Two days after missing out at Villard-de-Lans, Carapaz gave up his opportunity of a stage win and instead settled for the polka dot jersey, which he snatched from Slovenia’s Tadej Pogacar after a thrilling tussle with Switzerland’s Marc Hirschi (Team Sunweb) over the day’s five categorised climbs.
When Hirschi crashed on the descent of the Col des Saisies with 80km remaining, the pendulum swung in the favour of Carapaz, who led the race over the Col des Aravis and the Plateau des Glieres with teammate Kwiatkowski by his side.
The pair dropped Spain’s Pello Bilbao (Bahrain-McLaren) on the decisive climb with 35km remaining before making light work of a testing two-kilometre gravel section while holding off the chase from a group of race favourites behind.

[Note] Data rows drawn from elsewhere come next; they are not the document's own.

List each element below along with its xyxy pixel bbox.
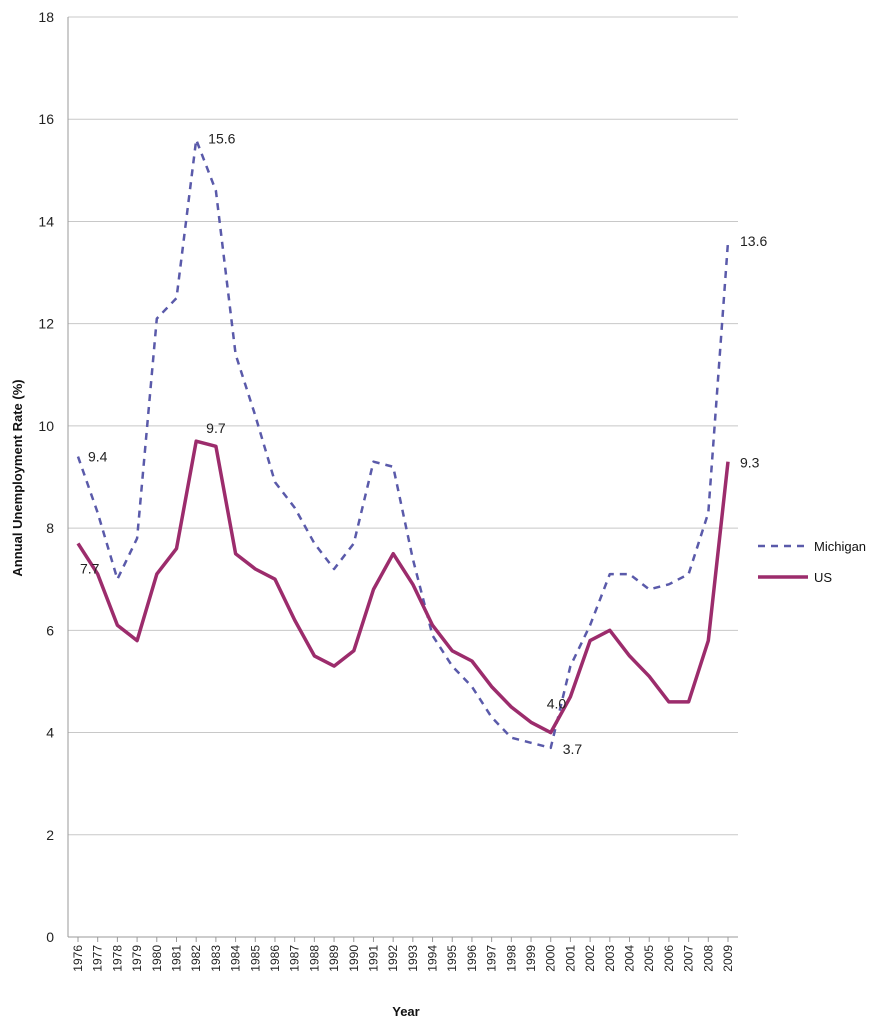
x-tick-label: 1979 — [130, 945, 144, 972]
y-tick-label: 14 — [38, 213, 54, 229]
x-tick-label: 2000 — [544, 945, 558, 972]
x-tick-label: 2006 — [662, 945, 676, 972]
y-tick-label: 8 — [46, 520, 54, 536]
data-label: 9.7 — [206, 420, 226, 436]
x-tick-label: 1977 — [91, 945, 105, 972]
x-tick-label: 1978 — [110, 945, 124, 972]
x-tick-label: 1996 — [465, 945, 479, 972]
x-tick-label: 2007 — [682, 945, 696, 972]
x-tick-label: 1976 — [71, 945, 85, 972]
x-tick-label: 1981 — [169, 945, 183, 972]
series-line-us — [76, 439, 730, 735]
y-axis-title: Annual Unemployment Rate (%) — [10, 379, 25, 576]
data-labels: 9.4 7.7 15.6 9.7 4.0 3.7 13.6 9.3 — [80, 131, 767, 757]
series-lines — [76, 138, 730, 750]
data-label: 3.7 — [563, 741, 583, 757]
x-axis-title: Year — [392, 1004, 419, 1019]
x-tick-label: 2003 — [603, 945, 617, 972]
x-tick-label: 2005 — [642, 945, 656, 972]
x-tick-label: 1991 — [366, 945, 380, 972]
x-tick-label: 1987 — [288, 945, 302, 972]
x-tick-label: 2004 — [623, 945, 637, 972]
y-tick-label: 18 — [38, 9, 54, 25]
x-tick-label: 1988 — [307, 945, 321, 972]
data-label: 4.0 — [547, 696, 567, 712]
data-label: 7.7 — [80, 560, 100, 576]
axes: 0 2 4 6 8 10 12 14 16 18 1976 1977 1978 1979 1980 1981 1… — [38, 9, 738, 972]
data-label: 13.6 — [740, 233, 767, 249]
legend: Michigan US — [758, 539, 866, 585]
x-tick-label: 1992 — [386, 945, 400, 972]
legend-label-us: US — [814, 570, 832, 585]
x-tick-label: 2009 — [721, 945, 735, 972]
gridlines — [68, 16, 738, 938]
x-tick-label: 1986 — [268, 945, 282, 972]
y-tick-label: 2 — [46, 827, 54, 843]
y-tick-label: 12 — [38, 316, 54, 332]
x-tick-label: 1990 — [347, 945, 361, 972]
x-tick-label: 1994 — [426, 945, 440, 972]
y-tick-label: 0 — [46, 929, 54, 945]
x-tick-label: 1998 — [504, 945, 518, 972]
x-tick-label: 1982 — [189, 945, 203, 972]
x-tick-label: 1993 — [406, 945, 420, 972]
data-label: 9.4 — [88, 449, 108, 465]
x-tick-label: 1995 — [445, 945, 459, 972]
x-tick-label: 2001 — [563, 945, 577, 972]
series-line-michigan — [76, 138, 730, 750]
data-label: 9.3 — [740, 455, 760, 471]
x-tick-label: 1989 — [327, 945, 341, 972]
y-tick-label: 4 — [46, 725, 54, 741]
x-tick-label: 2008 — [701, 945, 715, 972]
x-tick-label: 1999 — [524, 945, 538, 972]
y-tick-label: 10 — [38, 418, 54, 434]
y-tick-label: 16 — [38, 111, 54, 127]
legend-label-michigan: Michigan — [814, 539, 866, 554]
x-tick-label: 1984 — [229, 945, 243, 972]
x-tick-label: 1983 — [209, 945, 223, 972]
x-tick-label: 1997 — [485, 945, 499, 972]
x-tick-label: 2002 — [583, 945, 597, 972]
data-label: 15.6 — [208, 131, 235, 147]
x-tick-label: 1980 — [150, 945, 164, 972]
y-tick-label: 6 — [46, 622, 54, 638]
x-tick-label: 1985 — [248, 945, 262, 972]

After cresting a final uncategorised climb with three minutes in the bank, the Ineos duo were able to soak up the atmosphere as they entered La Roche-sur-Falcon and wowing the crowds with a finish reminiscent of the great LeMond and Hinault finale on Alpe d’Huez in 1986.

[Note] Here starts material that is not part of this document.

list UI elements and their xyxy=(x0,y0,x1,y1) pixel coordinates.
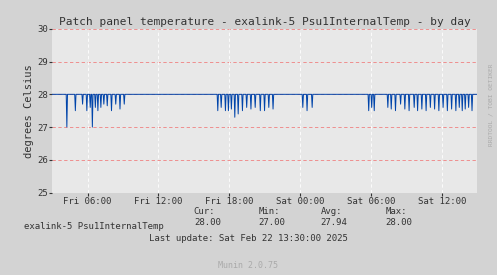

Belgium’s Wout van Aert won the sprint for third place and neutralised the battle for bonus seconds for his Jumbo-Visma teammate Primoz Roglic, who retained his 57-second lead over fellow Slovenian Pogacar (UAE-Team Emirates) in the general classification with two days left till Paris.
“That was some day,” said 30-year-old Kwiatkowski, the 2014 world champion and a vital cog in Team Sky and Ineos’ Tour-winning machine for the past five years. His win was Ineos’ first in Grand Tours since the second of Geraint Thomas’ back-to-back wins in the 2018 Tour, the year the Welshman won the yellow jersey.
While missing out on the chance of becoming the first Ecuadorian to win a stage on the Tour, 27-year-old Carapaz now holds a two-point lead over Pogacar in the king of the mountains classification to put a gloss on the day Ineos bounced back after the disappointment of seeing their leader withdraw.